39.
Revenant en trottinant de son entraînement de l’après-midi, Rusty Coombs emprunta la boucle de six kilomètres qui reliait le complexe sportif au campus sud. Il décida de couvrir les deux cents derniers mètres en piquant un sprint.
Une voiture de police le dépassa, toutes sirènes hurlantes. Puis encore une autre, fonçant à toute allure.
De prime abord, la vue de ces véhicules le fit sursauter. Mais en s’apercevant qu’ils s’éloignaient, il reprit son calme. Il tricota de plus belle de ses jambes musclées.
Tout allait bien, parfaitement bien. Il était en sécurité ici à Stanford. L’un des happy few, pas vrai ?
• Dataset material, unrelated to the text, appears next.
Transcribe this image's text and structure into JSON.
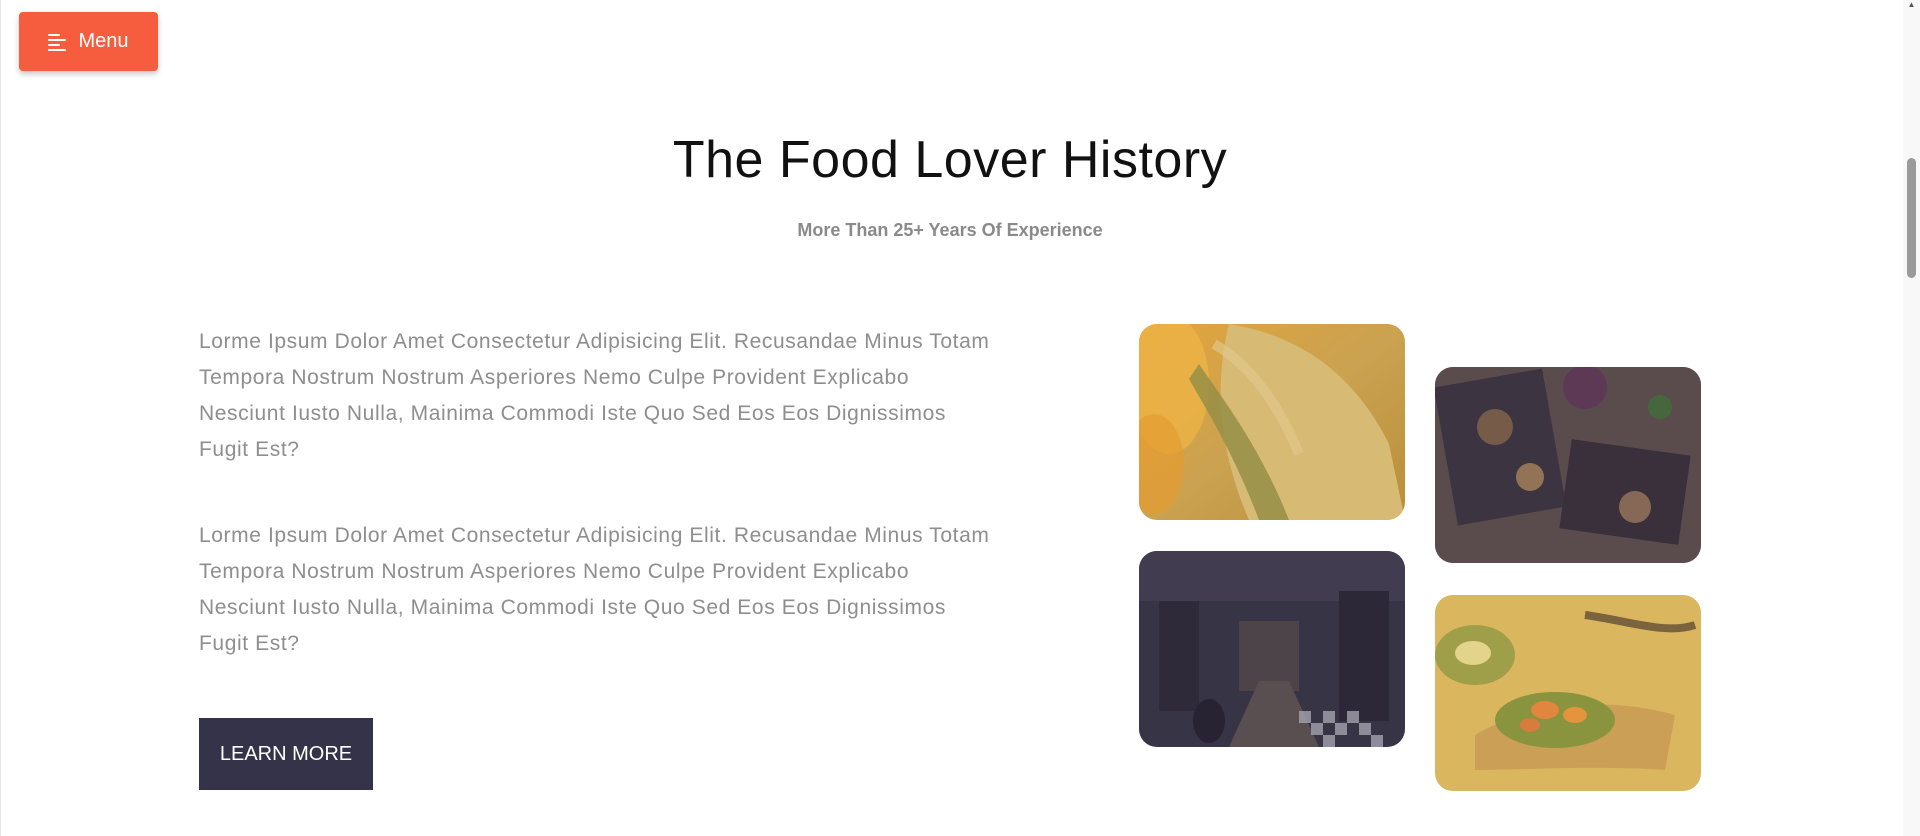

Il reprit le fil de ses pensées que les flics avaient brutalement interrompu. S’il pouvait perdre un poil de graisse et baisser son temps dans les quarante yards d’un ou deux dixièmes supplémentaires, il pourrait se hisser peut-être jusqu’au troisième tour de sélection de la NFL. Le troisième tour signifiait un bonus garanti. Tiens-t’en au plan, se dit-il. Les rêves avaient tendance à devenir réalité, les siens du moins.
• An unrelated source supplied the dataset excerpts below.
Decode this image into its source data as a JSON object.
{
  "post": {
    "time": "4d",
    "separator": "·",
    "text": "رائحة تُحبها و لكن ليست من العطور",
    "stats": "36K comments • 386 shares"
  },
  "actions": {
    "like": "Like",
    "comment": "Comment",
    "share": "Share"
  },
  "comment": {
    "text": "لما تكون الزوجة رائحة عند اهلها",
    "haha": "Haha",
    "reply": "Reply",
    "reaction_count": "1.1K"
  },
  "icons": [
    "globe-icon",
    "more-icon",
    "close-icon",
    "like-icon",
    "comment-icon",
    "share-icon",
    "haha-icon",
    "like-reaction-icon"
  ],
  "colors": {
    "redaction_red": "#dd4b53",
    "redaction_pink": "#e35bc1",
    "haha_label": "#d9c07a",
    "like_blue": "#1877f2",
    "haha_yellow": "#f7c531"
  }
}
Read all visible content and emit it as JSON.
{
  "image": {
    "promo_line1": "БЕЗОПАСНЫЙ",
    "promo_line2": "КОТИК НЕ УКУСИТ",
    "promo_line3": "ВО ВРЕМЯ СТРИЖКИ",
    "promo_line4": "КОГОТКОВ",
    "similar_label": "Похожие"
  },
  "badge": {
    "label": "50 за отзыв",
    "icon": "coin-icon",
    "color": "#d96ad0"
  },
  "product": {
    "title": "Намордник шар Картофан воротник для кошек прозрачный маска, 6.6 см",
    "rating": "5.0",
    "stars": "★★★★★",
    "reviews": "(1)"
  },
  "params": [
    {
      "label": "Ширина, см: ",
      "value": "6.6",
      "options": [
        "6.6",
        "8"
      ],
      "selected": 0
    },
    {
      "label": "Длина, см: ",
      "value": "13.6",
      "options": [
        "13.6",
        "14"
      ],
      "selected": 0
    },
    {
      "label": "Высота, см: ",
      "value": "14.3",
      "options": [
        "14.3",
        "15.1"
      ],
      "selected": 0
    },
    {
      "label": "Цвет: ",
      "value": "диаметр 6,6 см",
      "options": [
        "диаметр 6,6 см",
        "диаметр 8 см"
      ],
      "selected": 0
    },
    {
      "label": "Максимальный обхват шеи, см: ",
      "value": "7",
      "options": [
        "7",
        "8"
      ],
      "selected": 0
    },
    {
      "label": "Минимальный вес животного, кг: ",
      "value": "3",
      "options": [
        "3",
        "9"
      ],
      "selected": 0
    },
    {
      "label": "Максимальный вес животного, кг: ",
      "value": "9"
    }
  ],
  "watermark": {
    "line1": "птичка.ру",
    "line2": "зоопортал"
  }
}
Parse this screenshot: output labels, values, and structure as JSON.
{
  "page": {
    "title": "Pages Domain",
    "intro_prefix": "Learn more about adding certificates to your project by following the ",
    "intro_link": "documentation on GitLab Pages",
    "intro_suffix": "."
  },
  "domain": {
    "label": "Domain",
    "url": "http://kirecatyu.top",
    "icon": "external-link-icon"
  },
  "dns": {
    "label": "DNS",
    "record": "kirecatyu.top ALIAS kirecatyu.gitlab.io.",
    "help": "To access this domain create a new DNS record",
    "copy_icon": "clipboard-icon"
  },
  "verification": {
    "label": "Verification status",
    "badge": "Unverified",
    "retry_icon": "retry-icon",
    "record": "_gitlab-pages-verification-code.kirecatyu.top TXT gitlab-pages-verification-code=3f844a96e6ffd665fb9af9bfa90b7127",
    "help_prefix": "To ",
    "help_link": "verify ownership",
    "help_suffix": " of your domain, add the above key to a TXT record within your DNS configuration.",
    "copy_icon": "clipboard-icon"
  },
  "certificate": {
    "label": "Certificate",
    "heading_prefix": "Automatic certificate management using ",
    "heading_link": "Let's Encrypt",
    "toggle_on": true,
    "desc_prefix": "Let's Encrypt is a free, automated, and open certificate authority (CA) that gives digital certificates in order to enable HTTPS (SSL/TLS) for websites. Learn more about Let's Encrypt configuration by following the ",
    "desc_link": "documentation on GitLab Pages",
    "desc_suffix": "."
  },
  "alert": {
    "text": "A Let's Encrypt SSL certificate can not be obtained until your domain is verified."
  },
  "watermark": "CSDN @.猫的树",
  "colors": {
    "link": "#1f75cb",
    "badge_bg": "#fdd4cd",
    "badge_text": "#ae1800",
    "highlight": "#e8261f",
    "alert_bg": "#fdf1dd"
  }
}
Rusty, suant et soufflant, atteignit Santa Ynez, à un bloc de la résidence qu’il partageait avec plusieurs autres joueurs de football. En s’engageant dans la rue, il pila brusquement de tout son corps.
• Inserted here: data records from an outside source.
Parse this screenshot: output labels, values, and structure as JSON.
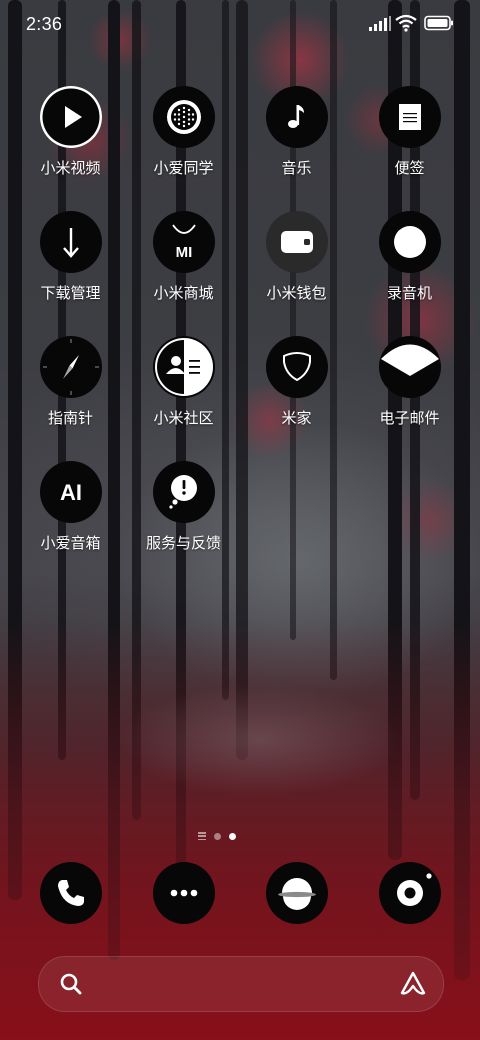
{
  "status_bar": {
    "time": "2:36"
  },
  "apps": [
    [
      {
        "label": "小米视频",
        "icon": "play-icon"
      },
      {
        "label": "小爱同学",
        "icon": "speaker-grille-icon"
      },
      {
        "label": "音乐",
        "icon": "music-note-icon"
      },
      {
        "label": "便签",
        "icon": "note-icon"
      }
    ],
    [
      {
        "label": "下载管理",
        "icon": "download-arrow-icon"
      },
      {
        "label": "小米商城",
        "icon": "mi-bag-icon",
        "icon_text": "MI"
      },
      {
        "label": "小米钱包",
        "icon": "wallet-icon"
      },
      {
        "label": "录音机",
        "icon": "record-circle-icon"
      }
    ],
    [
      {
        "label": "指南针",
        "icon": "compass-icon"
      },
      {
        "label": "小米社区",
        "icon": "community-icon"
      },
      {
        "label": "米家",
        "icon": "shield-home-icon"
      },
      {
        "label": "电子邮件",
        "icon": "envelope-icon"
      }
    ],
    [
      {
        "label": "小爱音箱",
        "icon": "ai-speaker-icon",
        "icon_text": "AI"
      },
      {
        "label": "服务与反馈",
        "icon": "feedback-bubble-icon"
      }
    ]
  ],
  "dock": [
    {
      "name": "phone",
      "icon": "phone-icon"
    },
    {
      "name": "messages",
      "icon": "more-dots-icon"
    },
    {
      "name": "browser",
      "icon": "planet-icon"
    },
    {
      "name": "camera",
      "icon": "camera-lens-icon"
    }
  ],
  "page_indicator": {
    "pages": 2,
    "active": 2
  },
  "colors": {
    "icon_bg": "#070707",
    "icon_fg": "#ffffff",
    "wallpaper_accent": "#b8202f"
  }
}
Bordel... ils sont venus pour moi !
Les gyrophares illuminaient la rue. Des voitures de police... au nombre de trois, plus deux véhicules marron de la sécurité du campus, stationnaient devant chez lui. Un attroupement grouillait sur le trottoir. On n’autorisait pas les flics à pénétrer sur le campus pour des affaires courantes. Non, c’était plus important, en écran large et en couleurs...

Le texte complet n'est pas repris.